I should tell him that.

He didn’t need me.

“We can do it through Valentine’s,” I said instead. “If I can’t teach you to be a successful date by then, we’ll quit.”

CHAPTER

FIVE

I opened the door and let James inside. Nobody had actually visited my place before him. But if James was to decorate, he needed to see where I lived.

“Caramel macchiato.” He placed the cup in my hand.

“Thanks. You don’t have to keep bringing me coffee.”

“I don’t mind. And I got one, too.”

“Actually, that’s a good dating move.”

“It is?” His eyes widened. “I was just being nice.”

“But you paid attention. And when you date, that’s key. You want to be ready to do things for somebody else or take them places they like. That’s even better. For example, where do you like to go?”

“Bookstores. And I like the movies.” He frowned. “I’m not exciting, am I? I bet you like skydiving, dancing, or rock climbing.”

“All of the above.” I took a sip of my coffee and smiled. “Would you go rock climbing with me?”

“Maybe I’ll dance, Phin. Not risk my limbs.”

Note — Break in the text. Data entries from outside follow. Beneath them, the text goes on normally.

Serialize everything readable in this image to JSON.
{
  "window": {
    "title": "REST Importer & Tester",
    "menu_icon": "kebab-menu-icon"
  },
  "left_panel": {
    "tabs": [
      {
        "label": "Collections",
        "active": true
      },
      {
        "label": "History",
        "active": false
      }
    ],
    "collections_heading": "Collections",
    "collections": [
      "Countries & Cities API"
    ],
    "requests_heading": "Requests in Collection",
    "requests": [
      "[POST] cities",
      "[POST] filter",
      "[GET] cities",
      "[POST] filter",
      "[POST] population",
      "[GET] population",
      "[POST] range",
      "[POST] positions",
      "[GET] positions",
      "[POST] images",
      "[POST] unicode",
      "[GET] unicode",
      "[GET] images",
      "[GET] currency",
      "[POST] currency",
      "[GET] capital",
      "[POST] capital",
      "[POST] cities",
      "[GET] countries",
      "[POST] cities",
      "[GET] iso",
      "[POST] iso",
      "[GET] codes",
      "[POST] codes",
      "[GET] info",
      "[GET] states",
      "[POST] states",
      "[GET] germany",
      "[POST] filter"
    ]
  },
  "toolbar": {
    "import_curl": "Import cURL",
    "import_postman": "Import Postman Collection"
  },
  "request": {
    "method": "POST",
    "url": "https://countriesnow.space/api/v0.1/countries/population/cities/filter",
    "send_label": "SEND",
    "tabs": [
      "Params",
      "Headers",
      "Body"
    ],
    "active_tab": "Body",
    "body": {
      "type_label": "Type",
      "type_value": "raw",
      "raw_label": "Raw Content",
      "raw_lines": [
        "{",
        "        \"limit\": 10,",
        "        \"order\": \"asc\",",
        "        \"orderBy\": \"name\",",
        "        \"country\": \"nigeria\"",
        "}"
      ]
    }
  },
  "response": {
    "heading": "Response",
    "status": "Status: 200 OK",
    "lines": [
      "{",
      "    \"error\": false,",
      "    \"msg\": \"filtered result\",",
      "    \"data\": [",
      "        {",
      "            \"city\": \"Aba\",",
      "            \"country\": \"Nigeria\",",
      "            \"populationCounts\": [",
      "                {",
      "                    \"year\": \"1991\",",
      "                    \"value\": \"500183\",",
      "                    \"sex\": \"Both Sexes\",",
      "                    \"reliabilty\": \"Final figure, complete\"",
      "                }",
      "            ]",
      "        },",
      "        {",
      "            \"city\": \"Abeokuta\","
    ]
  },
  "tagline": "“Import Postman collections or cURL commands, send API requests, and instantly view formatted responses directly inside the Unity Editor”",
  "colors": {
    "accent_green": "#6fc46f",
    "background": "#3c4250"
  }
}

“Fair enough. We can dance here for practice a few times before hitting the clubs.”

James groaned. “I was joking.”

“It’s still an excellent idea. Many gay men like to dance.”

James rubbed the back of his neck. “I’m not a good dancer. I’m not… comfortable with my body.”

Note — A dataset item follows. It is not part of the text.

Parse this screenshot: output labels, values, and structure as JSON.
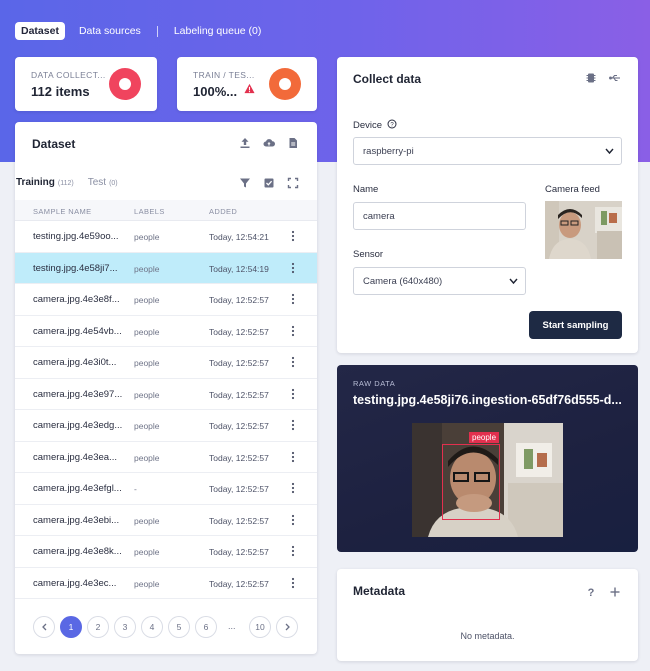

I swallowed the coffee, trying to figure out what to say. James had a lithe, fine-boned type of body. I saw nothing wrong with it. He had creamy skin, thick hair, a graceful-looking neck that I wouldn’t mind nibbling on… A thought occurred to me. “Is it because of me and that nickname? ’Cause if so, I’ll let you dump this delicious macchiato on my head.”

“No, not totally. And your friends were much worse to me after you’d gone, so no need to dump coffee. It’s me. I’m so awkward, always have been.” He gazed at me with his big blue eyes. “It’s easy for somebody like you, who looks… like you do.” James drew a shaky breath. “The truth is my body image has been a struggle for me. I skipped two grades by middle school, and I think that was part of it. Also, my older brother was athletic and outgoing, and I desperately idolized him. I followed him around as much as I could. He was popular and dating his first wife, Maggie, by junior high. In contrast, I took my time coming out to my parents, bothered every time they asked me if I had found a girlfriend yet.”

Wincing, I could only nod. My mom hadn’t bothered asking me about my potential love life, but I had suffered that question from well-meaning friends.

James pushed his glasses up his nose. “I wasn’t ready to examine all that. Besides struggling with my sexuality at that time, I acted like my parents, though. And their expectations of me, well, they were different than Mick. I was pushed to excel academically, like them. They loved us equally, but they didn’t treat us the same. I became afraid of making mistakes, I suppose.”

“At least you didn’t get shit-faced drunk to forget your problems.”

“No, but I hide myself away. Behind grades or whatever. And I still have trouble looking at myself or trusting others to see me, I guess. And I punished myself. Telling myself my body was ugly. That I was too short, or too skinny, or too unattractive. I hated looking at my body, but I was always looking at it.” James gave a ghost of a smile. “Sometimes, I feel so uncomfortable socially and in my skin, and I don’t know if I ever can?—”

“Can what?”

“I don’t want to talk about this anymore.” James went silent.

I clenched my fists, wanting to punch every person who ever hurt him, including myself. My protective instincts were all fired up.

“It’s okay. I don’t tell a lot of people about my drinking. If it comes up, I’m honest. But it’s not the first thing I say or whatever. And forget dancing. We never have to go if you’re uncomfortable. Come on, I’ll show you around, and we can talk decorating,” I added gruffly.

James didn’t move. “I do, though… want to dance. I’d like to change—that’s the point of all this, right? We could practice, at least. Not go right to a club or anything.”